BOYLE and McDEVITT, JJ., concur.. The trial court in its post conviction decision also denied Stuart’s claim, specifically pointing out that in Stuart’s original direct appeal to this Court, State v. Stuart, 110 Idaho 163, 176, 715 P.2d 833, 846 (1985), this Court had held that ”[i]t was stipulated at the sentencing hearing that when sentencing the defendant the court would consider evidence presented at the preliminary hearing and trial along with the presentence investigation report.” In Stuart I, the direct appeal, the validity of Stuart’s death sentence was considered by this Court, and no issue regarding the use of the preliminary hearing testimony in the sentencing proceeding was raised. Nor did Stuart file a petition for rehearing from our decision in Stuart I contesting our statement that ”[i]t was stipulated at the sentencing hearing that when sentencing the defendant the court would consider evidence presented at the preliminary hearing and trial along with the presentence investigation report." State v.
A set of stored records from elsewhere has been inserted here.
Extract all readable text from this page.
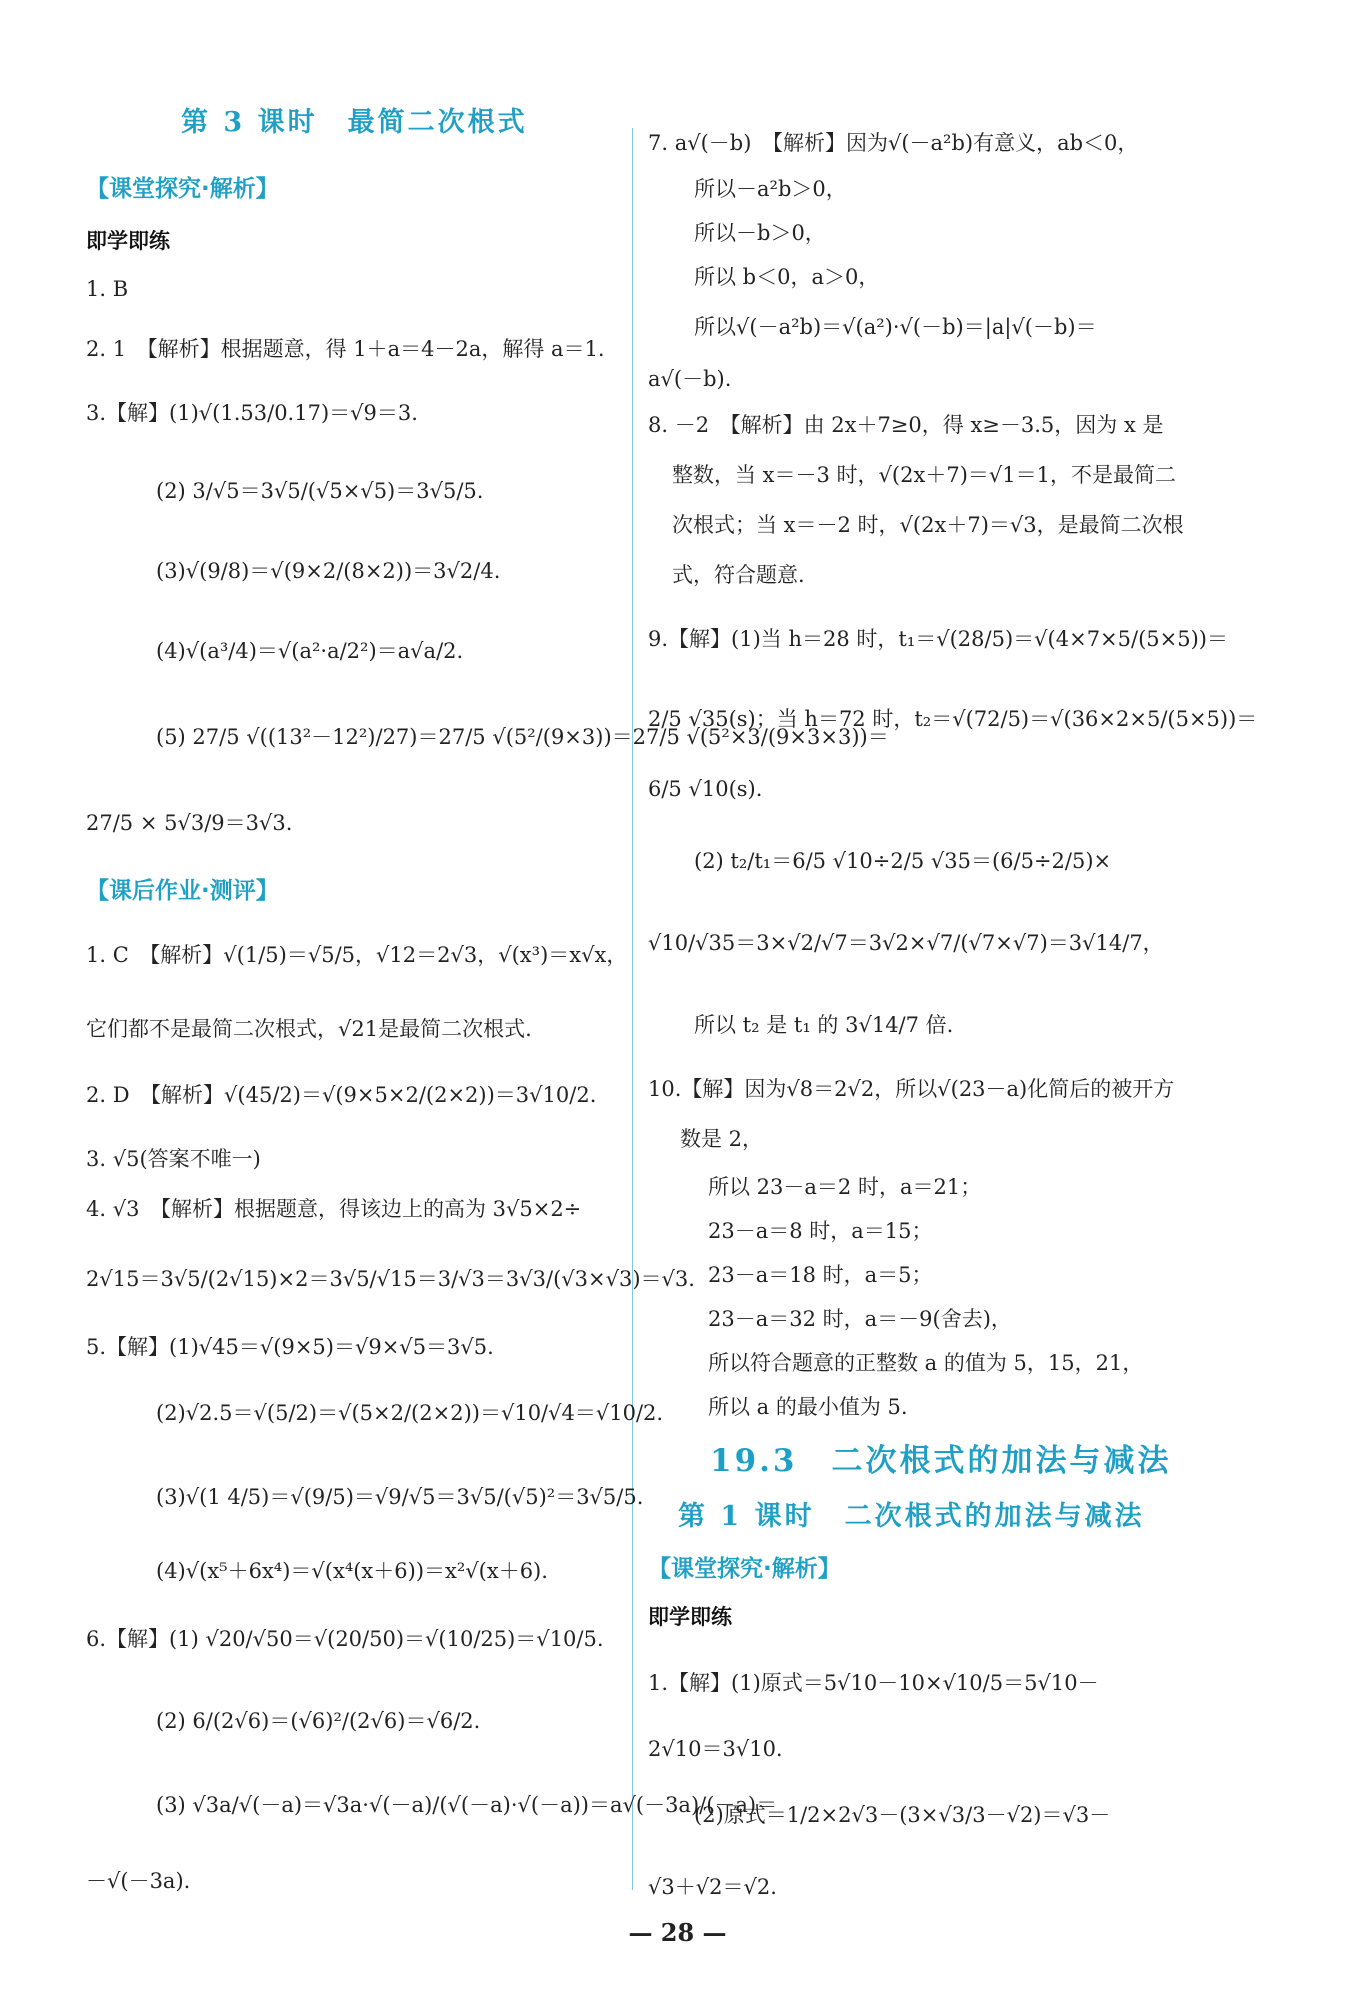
第 3 课时　最简二次根式
【课堂探究·解析】
即学即练
1. B
2. 1　【解析】根据题意，得 1＋a＝4－2a，解得 a＝1.
3.【解】(1)√(1.53/0.17)＝√9＝3.
(2) 3/√5＝3√5/(√5×√5)＝3√5/5.
(3)√(9/8)＝√(9×2/(8×2))＝3√2/4.
(4)√(a³/4)＝√(a²·a/2²)＝a√a/2.
(5) 27/5 √((13²－12²)/27)＝27/5 √(5²/(9×3))＝27/5 √(5²×3/(9×3×3))＝
27/5 × 5√3/9＝3√3.
【课后作业·测评】
1. C　【解析】√(1/5)＝√5/5，√12＝2√3，√(x³)＝x√x，
它们都不是最简二次根式，√21是最简二次根式.
2. D　【解析】√(45/2)＝√(9×5×2/(2×2))＝3√10/2.
3. √5(答案不唯一)
4. √3　【解析】根据题意，得该边上的高为 3√5×2÷
2√15＝3√5/(2√15)×2＝3√5/√15＝3/√3＝3√3/(√3×√3)＝√3.
5.【解】(1)√45＝√(9×5)＝√9×√5＝3√5.
(2)√2.5＝√(5/2)＝√(5×2/(2×2))＝√10/√4＝√10/2.
(3)√(1 4/5)＝√(9/5)＝√9/√5＝3√5/(√5)²＝3√5/5.
(4)√(x⁵＋6x⁴)＝√(x⁴(x＋6))＝x²√(x＋6).
6.【解】(1) √20/√50＝√(20/50)＝√(10/25)＝√10/5.
(2) 6/(2√6)＝(√6)²/(2√6)＝√6/2.
(3) √3a/√(－a)＝√3a·√(－a)/(√(－a)·√(－a))＝a√(－3a)/(－a)＝
－√(－3a).
7. a√(－b)　【解析】因为√(－a²b)有意义，ab＜0，
所以－a²b＞0，
所以－b＞0，
所以 b＜0，a＞0，
所以√(－a²b)＝√(a²)·√(－b)＝|a|√(－b)＝
a√(－b).
8. －2　【解析】由 2x＋7≥0，得 x≥－3.5，因为 x 是
整数，当 x＝－3 时，√(2x＋7)＝√1＝1，不是最简二
次根式；当 x＝－2 时，√(2x＋7)＝√3，是最简二次根
式，符合题意.
9.【解】(1)当 h＝28 时，t₁＝√(28/5)＝√(4×7×5/(5×5))＝
2/5 √35(s)；当 h＝72 时，t₂＝√(72/5)＝√(36×2×5/(5×5))＝
6/5 √10(s).
(2) t₂/t₁＝6/5 √10÷2/5 √35＝(6/5÷2/5)×
√10/√35＝3×√2/√7＝3√2×√7/(√7×√7)＝3√14/7，
所以 t₂ 是 t₁ 的 3√14/7 倍.
10.【解】因为√8＝2√2，所以√(23－a)化简后的被开方
数是 2，
所以 23－a＝2 时，a＝21；
23－a＝8 时，a＝15；
23－a＝18 时，a＝5；
23－a＝32 时，a＝－9(舍去)，
所以符合题意的正整数 a 的值为 5，15，21，
所以 a 的最小值为 5.
19.3　二次根式的加法与减法
第 1 课时　二次根式的加法与减法
【课堂探究·解析】
即学即练
1.【解】(1)原式＝5√10－10×√10/5＝5√10－
2√10＝3√10.
(2)原式＝1/2×2√3－(3×√3/3－√2)＝√3－
√3＋√2＝√2.
— 28 —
Stuart, 110 Idaho at 176, 715 P.2d at 846. We need not decide whether it is now too late for Stuart to question the trial court’s post conviction finding that it was stipulated at the sentencing hearing that the court could consider evidence presented at the preliminary hearing. Under our prior decisions in State v. Osborn and State v. Coutts, the trial court did not err in considering the preliminary hearing testimony.
. The typed affidavit of Katrina Matteoni, executed February 21, 1987, states that she was then 17 years of age, in February of 1987, and was 5‘A years of age in August of 1975 when her mother first began dating the defendant Stuart. However, the affiant in handwriting corrected the affidavit both as to the spelling of her name, and also corrected her age to 16 years, rather than 17. That would have made her age at the time of her acquaintanceship with the defendant Stuart variously between 4'/> and 6 years. Since her affidavit was executed 12 years after the events, her young age and the lapse of time were relevant factors for the trial court to consider in deciding the weight to be given to that affidavit.